Myth: You shouldn’t apply sunscreen because you will become Vitamin D deficient
While Vitamin D, which your body makes when exposed to the UV rays in sunlight, is an essential nutrient, in South Africa, it is not necessary to leave your skin unprotected from the sun. Sunlight penetrates clothing, sunscreens are not 100% effective and you probably don’t cover your body every time you go anywhere near the sun.

Myth: SPF clothing is an effective sun repellent, so children don’t need to wear sunblock on their bodies
Sarina says that SPF clothing is only relatively effective, and the best way to protect your skin from the sun is still to wear a high SPF sunblock and reapply it regularly.

Myth: If you are wearing sunblock you don’t need a hat
No sun-protection method is 100% effective, says Sarina. Your face tends to get the worst of sun exposure because the skin is sensitive and because it’s always exposed – so a hat plus sunblock is your best defence against skin damage and skin cancer.

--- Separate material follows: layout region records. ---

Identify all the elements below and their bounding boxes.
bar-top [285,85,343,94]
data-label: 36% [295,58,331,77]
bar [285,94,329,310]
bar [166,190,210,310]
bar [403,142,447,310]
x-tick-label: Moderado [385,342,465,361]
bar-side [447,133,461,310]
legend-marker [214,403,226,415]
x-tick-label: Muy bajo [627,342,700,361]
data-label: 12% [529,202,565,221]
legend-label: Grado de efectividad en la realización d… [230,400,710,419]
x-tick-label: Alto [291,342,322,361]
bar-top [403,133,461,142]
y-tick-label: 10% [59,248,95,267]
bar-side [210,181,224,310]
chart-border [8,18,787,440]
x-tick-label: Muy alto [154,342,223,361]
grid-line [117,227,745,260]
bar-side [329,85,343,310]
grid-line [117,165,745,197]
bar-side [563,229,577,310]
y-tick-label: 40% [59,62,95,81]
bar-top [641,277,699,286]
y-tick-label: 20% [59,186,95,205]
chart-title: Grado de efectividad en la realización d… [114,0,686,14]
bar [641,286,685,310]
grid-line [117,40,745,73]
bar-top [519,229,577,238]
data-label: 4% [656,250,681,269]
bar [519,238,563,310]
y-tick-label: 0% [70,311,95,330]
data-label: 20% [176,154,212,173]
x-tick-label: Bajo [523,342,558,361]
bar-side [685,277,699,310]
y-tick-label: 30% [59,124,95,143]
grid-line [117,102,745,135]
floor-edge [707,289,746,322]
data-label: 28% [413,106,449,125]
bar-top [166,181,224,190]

Myth: If children are wearing sunscreen and hats, it’s fine to play outdoors in the middle of the day
Sarina says this is simply not true. “Everyone should avoid peak sun hours between 11am and 3pm. Plan outdoor activities for early morning and late afternoon.”

Myth: If you are in the shade, you don’t need sunblock
Sarina explains that shade does not offer full protection from the sun. There are often gaps in shade and there may be reflection off cement, sand or water, which could lead to sunburn and sun damage as serious as that caused by direct sunlight.

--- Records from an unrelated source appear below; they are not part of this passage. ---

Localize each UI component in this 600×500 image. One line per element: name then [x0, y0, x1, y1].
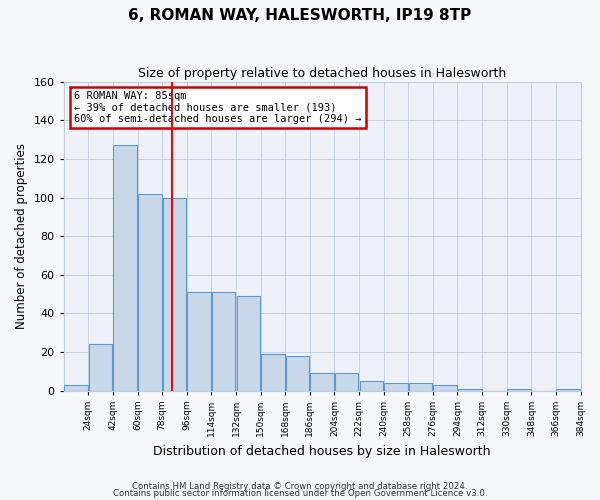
- Bar: [409, 383, 432, 391]
- X-axis label: Distribution of detached houses by size in Halesworth: Distribution of detached houses by size …: [154, 444, 491, 458]
- Text: Contains HM Land Registry data © Crown copyright and database right 2024.: Contains HM Land Registry data © Crown c…: [132, 482, 468, 491]
- Bar: [236, 296, 260, 391]
- Bar: [310, 374, 334, 391]
- Bar: [556, 389, 580, 391]
- Bar: [261, 354, 284, 391]
- Text: Contains public sector information licensed under the Open Government Licence v3: Contains public sector information licen…: [113, 490, 487, 498]
- Bar: [64, 385, 88, 391]
- Bar: [286, 356, 309, 391]
- Bar: [507, 389, 531, 391]
- Bar: [138, 194, 161, 391]
- Bar: [163, 198, 186, 391]
- Bar: [433, 385, 457, 391]
- Bar: [89, 344, 112, 391]
- Bar: [384, 383, 407, 391]
- Bar: [212, 292, 235, 391]
- Bar: [335, 374, 358, 391]
- Bar: [187, 292, 211, 391]
- Bar: [458, 389, 482, 391]
- Text: 6 ROMAN WAY: 85sqm
← 39% of detached houses are smaller (193)
60% of semi-detach: 6 ROMAN WAY: 85sqm ← 39% of detached hou…: [74, 91, 362, 124]
- Text: 6, ROMAN WAY, HALESWORTH, IP19 8TP: 6, ROMAN WAY, HALESWORTH, IP19 8TP: [128, 8, 472, 22]
- Bar: [113, 146, 137, 391]
- Y-axis label: Number of detached properties: Number of detached properties: [15, 143, 28, 329]
- Title: Size of property relative to detached houses in Halesworth: Size of property relative to detached ho…: [138, 68, 506, 80]
- Bar: [359, 381, 383, 391]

Myth: If you are inside, you don’t need sunblock
Sunlight can penetrate windows and harmful rays are also emitted from fluorescent lights, high-intensity discharge lamps, halogen lights and copier machines. So even if you are going to be inside all day, it is still advisable to wear a sunblock, moisturiser or foundation that offers at least SPF 15 protection.

And remember, you also get a lot of sun exposure when you are in the car. The windows offer almost no protection against harmful rays. Don’t forget to put high SPF sunblock on your hands, too, if you are driving.

Get protected this summer!Distinguish between your sun protection myths and facts this summer to keep your skin healthy and cancer free, and to protect your children, too. In the long term, your youthful skin and overall good health will be a testament to the good care you’ve taken of your skin.